Nicola Vicidomini ha qualcosa di quei conservatori, se non proprio reazionari, senza fiducia nel progresso, che proprio non se la sentono di fare la Croce Rossa del pubblico e del sociale, e divorziano dalla comunicazione, dalla massa, dalla ciliegina della consolazione, esiliando il buon senso comune, cioè buon senso di massa, dalle proprie vite per sposare l’irrazionalismo panico.
Ci appare in scena in vincoli e a disagio. Balbetta sillabe e onomatopee, come chi ha dimenticato il parlare e addirittura l’esprimersi e diventa un contorsionista per necessità. È uno “scienziato della incomunicabilità”.
Questo è un filo diretto che porta da Nicola Vicidomini all’altro grande psicosomatico del teatro, Antonio Rezza, perimetrando una curiosa variazione del teatro della crudeltà artaudiano che si produce in una teatralità ana-comica, cioè diversamente-inversamente comica.

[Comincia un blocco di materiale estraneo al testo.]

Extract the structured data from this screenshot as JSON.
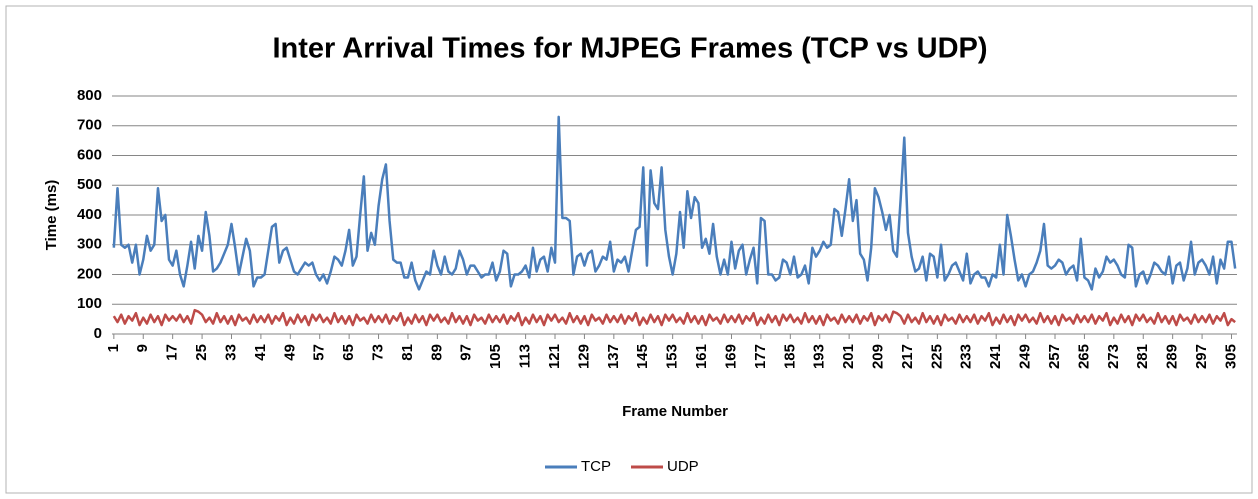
{
  "chart_data": {
    "type": "line",
    "title": "Inter Arrival Times for MJPEG Frames (TCP vs UDP)",
    "x_label": "Frame Number",
    "y_label": "Time (ms)",
    "x": [
      1,
      2,
      3,
      4,
      5,
      6,
      7,
      8,
      9,
      10,
      11,
      12,
      13,
      14,
      15,
      16,
      17,
      18,
      19,
      20,
      21,
      22,
      23,
      24,
      25,
      26,
      27,
      28,
      29,
      30,
      31,
      32,
      33,
      34,
      35,
      36,
      37,
      38,
      39,
      40,
      41,
      42,
      43,
      44,
      45,
      46,
      47,
      48,
      49,
      50,
      51,
      52,
      53,
      54,
      55,
      56,
      57,
      58,
      59,
      60,
      61,
      62,
      63,
      64,
      65,
      66,
      67,
      68,
      69,
      70,
      71,
      72,
      73,
      74,
      75,
      76,
      77,
      78,
      79,
      80,
      81,
      82,
      83,
      84,
      85,
      86,
      87,
      88,
      89,
      90,
      91,
      92,
      93,
      94,
      95,
      96,
      97,
      98,
      99,
      100,
      101,
      102,
      103,
      104,
      105,
      106,
      107,
      108,
      109,
      110,
      111,
      112,
      113,
      114,
      115,
      116,
      117,
      118,
      119,
      120,
      121,
      122,
      123,
      124,
      125,
      126,
      127,
      128,
      129,
      130,
      131,
      132,
      133,
      134,
      135,
      136,
      137,
      138,
      139,
      140,
      141,
      142,
      143,
      144,
      145,
      146,
      147,
      148,
      149,
      150,
      151,
      152,
      153,
      154,
      155,
      156,
      157,
      158,
      159,
      160,
      161,
      162,
      163,
      164,
      165,
      166,
      167,
      168,
      169,
      170,
      171,
      172,
      173,
      174,
      175,
      176,
      177,
      178,
      179,
      180,
      181,
      182,
      183,
      184,
      185,
      186,
      187,
      188,
      189,
      190,
      191,
      192,
      193,
      194,
      195,
      196,
      197,
      198,
      199,
      200,
      201,
      202,
      203,
      204,
      205,
      206,
      207,
      208,
      209,
      210,
      211,
      212,
      213,
      214,
      215,
      216,
      217,
      218,
      219,
      220,
      221,
      222,
      223,
      224,
      225,
      226,
      227,
      228,
      229,
      230,
      231,
      232,
      233,
      234,
      235,
      236,
      237,
      238,
      239,
      240,
      241,
      242,
      243,
      244,
      245,
      246,
      247,
      248,
      249,
      250,
      251,
      252,
      253,
      254,
      255,
      256,
      257,
      258,
      259,
      260,
      261,
      262,
      263,
      264,
      265,
      266,
      267,
      268,
      269,
      270,
      271,
      272,
      273,
      274,
      275,
      276,
      277,
      278,
      279,
      280,
      281,
      282,
      283,
      284,
      285,
      286,
      287,
      288,
      289,
      290,
      291,
      292,
      293,
      294,
      295,
      296,
      297,
      298,
      299,
      300,
      301,
      302,
      303,
      304,
      305,
      306
    ],
    "xlim": [
      0.5,
      306.5
    ],
    "xticks": [
      1,
      9,
      17,
      25,
      33,
      41,
      49,
      57,
      65,
      73,
      81,
      89,
      97,
      105,
      113,
      121,
      129,
      137,
      145,
      153,
      161,
      169,
      177,
      185,
      193,
      201,
      209,
      217,
      225,
      233,
      241,
      249,
      257,
      265,
      273,
      281,
      289,
      297,
      305
    ],
    "ylim": [
      0,
      800
    ],
    "yticks": [
      0,
      100,
      200,
      300,
      400,
      500,
      600,
      700,
      800
    ],
    "grid": true,
    "legend": "bottom",
    "series": [
      {
        "name": "TCP",
        "color": "#4a7ebb",
        "values": [
          290,
          490,
          300,
          290,
          300,
          240,
          300,
          200,
          250,
          330,
          280,
          300,
          490,
          380,
          400,
          250,
          230,
          280,
          200,
          160,
          230,
          310,
          220,
          330,
          280,
          410,
          330,
          210,
          220,
          240,
          270,
          300,
          370,
          290,
          200,
          260,
          320,
          280,
          160,
          190,
          190,
          200,
          280,
          360,
          370,
          240,
          280,
          290,
          250,
          210,
          200,
          220,
          240,
          230,
          240,
          200,
          180,
          200,
          170,
          210,
          260,
          250,
          230,
          280,
          350,
          230,
          260,
          400,
          530,
          280,
          340,
          300,
          430,
          520,
          570,
          380,
          250,
          240,
          240,
          190,
          190,
          240,
          180,
          150,
          180,
          210,
          200,
          280,
          230,
          200,
          260,
          210,
          200,
          220,
          280,
          250,
          200,
          230,
          230,
          210,
          190,
          200,
          200,
          240,
          180,
          210,
          280,
          270,
          160,
          200,
          200,
          210,
          230,
          190,
          290,
          210,
          250,
          260,
          210,
          290,
          240,
          730,
          390,
          390,
          380,
          200,
          260,
          270,
          230,
          270,
          280,
          210,
          230,
          260,
          250,
          310,
          210,
          250,
          240,
          260,
          210,
          280,
          350,
          360,
          560,
          230,
          550,
          440,
          420,
          560,
          350,
          260,
          200,
          270,
          410,
          290,
          480,
          390,
          460,
          440,
          290,
          320,
          270,
          370,
          260,
          200,
          250,
          200,
          310,
          220,
          280,
          300,
          200,
          250,
          290,
          170,
          390,
          380,
          200,
          200,
          180,
          190,
          250,
          240,
          200,
          260,
          190,
          200,
          230,
          170,
          290,
          260,
          280,
          310,
          290,
          300,
          420,
          410,
          330,
          420,
          520,
          380,
          450,
          270,
          250,
          180,
          290,
          490,
          460,
          410,
          350,
          400,
          280,
          260,
          450,
          660,
          340,
          260,
          210,
          220,
          260,
          180,
          270,
          260,
          190,
          300,
          180,
          200,
          230,
          240,
          210,
          180,
          270,
          170,
          200,
          210,
          190,
          190,
          160,
          200,
          190,
          300,
          200,
          400,
          330,
          250,
          180,
          200,
          160,
          200,
          210,
          240,
          280,
          370,
          230,
          220,
          230,
          250,
          240,
          200,
          220,
          230,
          180,
          320,
          190,
          180,
          150,
          220,
          190,
          210,
          260,
          240,
          250,
          230,
          200,
          190,
          300,
          290,
          160,
          200,
          210,
          170,
          200,
          240,
          230,
          210,
          200,
          260,
          170,
          230,
          240,
          180,
          220,
          310,
          200,
          240,
          250,
          230,
          200,
          260,
          170,
          250,
          220,
          310,
          310,
          220
        ]
      },
      {
        "name": "UDP",
        "color": "#be4b48",
        "values": [
          60,
          40,
          65,
          35,
          60,
          45,
          70,
          30,
          55,
          35,
          65,
          40,
          60,
          30,
          65,
          45,
          60,
          45,
          65,
          40,
          60,
          35,
          80,
          75,
          65,
          40,
          55,
          35,
          70,
          40,
          60,
          35,
          60,
          30,
          65,
          45,
          55,
          35,
          65,
          40,
          60,
          40,
          65,
          35,
          60,
          45,
          70,
          30,
          55,
          35,
          65,
          40,
          60,
          30,
          65,
          45,
          65,
          40,
          55,
          35,
          70,
          40,
          60,
          35,
          60,
          30,
          65,
          45,
          55,
          35,
          65,
          40,
          60,
          40,
          65,
          35,
          60,
          45,
          70,
          30,
          55,
          35,
          65,
          40,
          60,
          30,
          65,
          45,
          65,
          40,
          55,
          35,
          70,
          40,
          60,
          35,
          60,
          30,
          65,
          45,
          55,
          35,
          65,
          40,
          60,
          40,
          65,
          35,
          60,
          45,
          70,
          30,
          55,
          35,
          65,
          40,
          60,
          30,
          65,
          45,
          65,
          40,
          55,
          35,
          70,
          40,
          60,
          35,
          60,
          30,
          65,
          45,
          55,
          35,
          65,
          40,
          60,
          40,
          65,
          35,
          60,
          45,
          70,
          30,
          55,
          35,
          65,
          40,
          60,
          30,
          65,
          45,
          65,
          40,
          55,
          35,
          70,
          40,
          60,
          35,
          60,
          30,
          65,
          45,
          55,
          35,
          65,
          40,
          60,
          40,
          65,
          35,
          60,
          45,
          70,
          30,
          55,
          35,
          65,
          40,
          60,
          30,
          65,
          45,
          65,
          40,
          55,
          35,
          70,
          40,
          60,
          35,
          60,
          30,
          65,
          45,
          55,
          35,
          65,
          40,
          60,
          40,
          65,
          35,
          60,
          45,
          70,
          30,
          60,
          45,
          65,
          40,
          75,
          70,
          60,
          35,
          65,
          40,
          55,
          35,
          70,
          40,
          60,
          35,
          60,
          30,
          65,
          45,
          55,
          35,
          65,
          40,
          60,
          40,
          65,
          35,
          60,
          45,
          70,
          30,
          55,
          35,
          65,
          40,
          60,
          30,
          65,
          45,
          65,
          40,
          55,
          35,
          70,
          40,
          60,
          35,
          60,
          30,
          65,
          45,
          55,
          35,
          65,
          40,
          60,
          40,
          65,
          35,
          60,
          45,
          70,
          30,
          55,
          35,
          65,
          40,
          60,
          30,
          65,
          45,
          65,
          40,
          55,
          35,
          70,
          40,
          60,
          35,
          60,
          30,
          65,
          45,
          55,
          35,
          65,
          40,
          60,
          40,
          65,
          35,
          60,
          45,
          70,
          30,
          50,
          40
        ]
      }
    ]
  }
}
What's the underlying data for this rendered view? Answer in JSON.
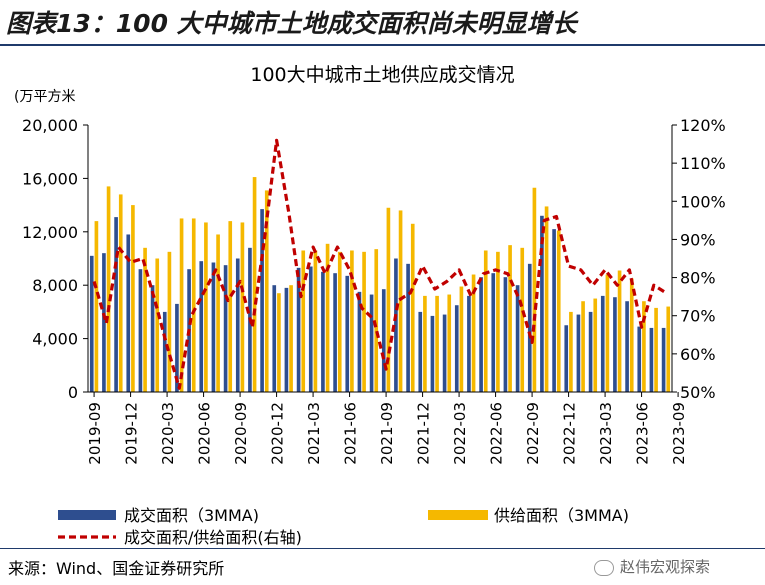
{
  "figure_title": "图表13：100 大中城市土地成交面积尚未明显增长",
  "source_text": "来源：Wind、国金证券研究所",
  "watermark_text": "赵伟宏观探索",
  "colors": {
    "bar_deal": "#2e4e8f",
    "bar_supply": "#f5b800",
    "ratio_line": "#c00000",
    "rule": "#1f3a6b"
  },
  "chart_data": {
    "type": "bar",
    "title": "100大中城市土地供应成交情况",
    "y_unit_label": "(万平方米",
    "ylim": [
      0,
      20000
    ],
    "y_ticks": [
      "0",
      "4,000",
      "8,000",
      "12,000",
      "16,000",
      "20,000"
    ],
    "y2lim": [
      0.5,
      1.2
    ],
    "y2_ticks": [
      "50%",
      "60%",
      "70%",
      "80%",
      "90%",
      "100%",
      "110%",
      "120%"
    ],
    "x_tick_labels": [
      "2019-09",
      "2019-12",
      "2020-03",
      "2020-06",
      "2020-09",
      "2020-12",
      "2021-03",
      "2021-06",
      "2021-09",
      "2021-12",
      "2022-03",
      "2022-06",
      "2022-09",
      "2022-12",
      "2023-03",
      "2023-06",
      "2023-09"
    ],
    "x_tick_every": 3,
    "grid": false,
    "legend_position": "bottom",
    "series": [
      {
        "name": "成交面积（3MMA)",
        "kind": "bar",
        "axis": "left",
        "values": [
          10200,
          10400,
          13100,
          11800,
          9200,
          8000,
          6000,
          6600,
          9200,
          9800,
          9700,
          9500,
          10000,
          10800,
          13700,
          8000,
          7800,
          9300,
          9400,
          9000,
          8900,
          8700,
          7500,
          7300,
          7700,
          10000,
          9600,
          6000,
          5700,
          5800,
          6500,
          7200,
          8600,
          8900,
          8600,
          8000,
          9600,
          13200,
          12200,
          5000,
          5800,
          6000,
          7200,
          7100,
          6800,
          4900,
          4800,
          4800
        ]
      },
      {
        "name": "供给面积（3MMA)",
        "kind": "bar",
        "axis": "left",
        "values": [
          12800,
          15400,
          14800,
          14000,
          10800,
          10000,
          10500,
          13000,
          13000,
          12700,
          11800,
          12800,
          12700,
          16100,
          15100,
          7400,
          8000,
          10600,
          10600,
          11100,
          10500,
          10600,
          10500,
          10700,
          13800,
          13600,
          12600,
          7200,
          7200,
          7300,
          7900,
          8800,
          10600,
          10500,
          11000,
          10800,
          15300,
          13900,
          12100,
          6000,
          6800,
          7000,
          8800,
          9100,
          8500,
          6800,
          6300,
          6400
        ]
      },
      {
        "name": "成交面积/供给面积(右轴)",
        "kind": "line",
        "axis": "right",
        "values": [
          0.79,
          0.68,
          0.88,
          0.84,
          0.85,
          0.74,
          0.62,
          0.51,
          0.7,
          0.76,
          0.82,
          0.74,
          0.79,
          0.67,
          0.9,
          1.16,
          0.97,
          0.75,
          0.88,
          0.81,
          0.88,
          0.82,
          0.72,
          0.69,
          0.56,
          0.74,
          0.76,
          0.83,
          0.77,
          0.79,
          0.82,
          0.75,
          0.81,
          0.82,
          0.81,
          0.74,
          0.63,
          0.95,
          0.96,
          0.83,
          0.82,
          0.78,
          0.82,
          0.78,
          0.82,
          0.67,
          0.78,
          0.76
        ]
      }
    ]
  }
}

Al di là del ritmo musicale, della simbologia letteraria del personaggio, del flusso “post-mediale” dello spazio discorsivo, che anche altri usano e molto bene, in Vicidomini c’è una cosa che manca alla maggioranza dei suoi colleghi e lo trasforma in qualcosa di differente: una poetica. Che si sviluppa per iperboli, guasti e pause, e con Antigone dice “piaccio a chi devo piacere”. Perciò quanto sarebbe da perdonare lo ignoriamo, avendoci Fauno nel profondo divertiti.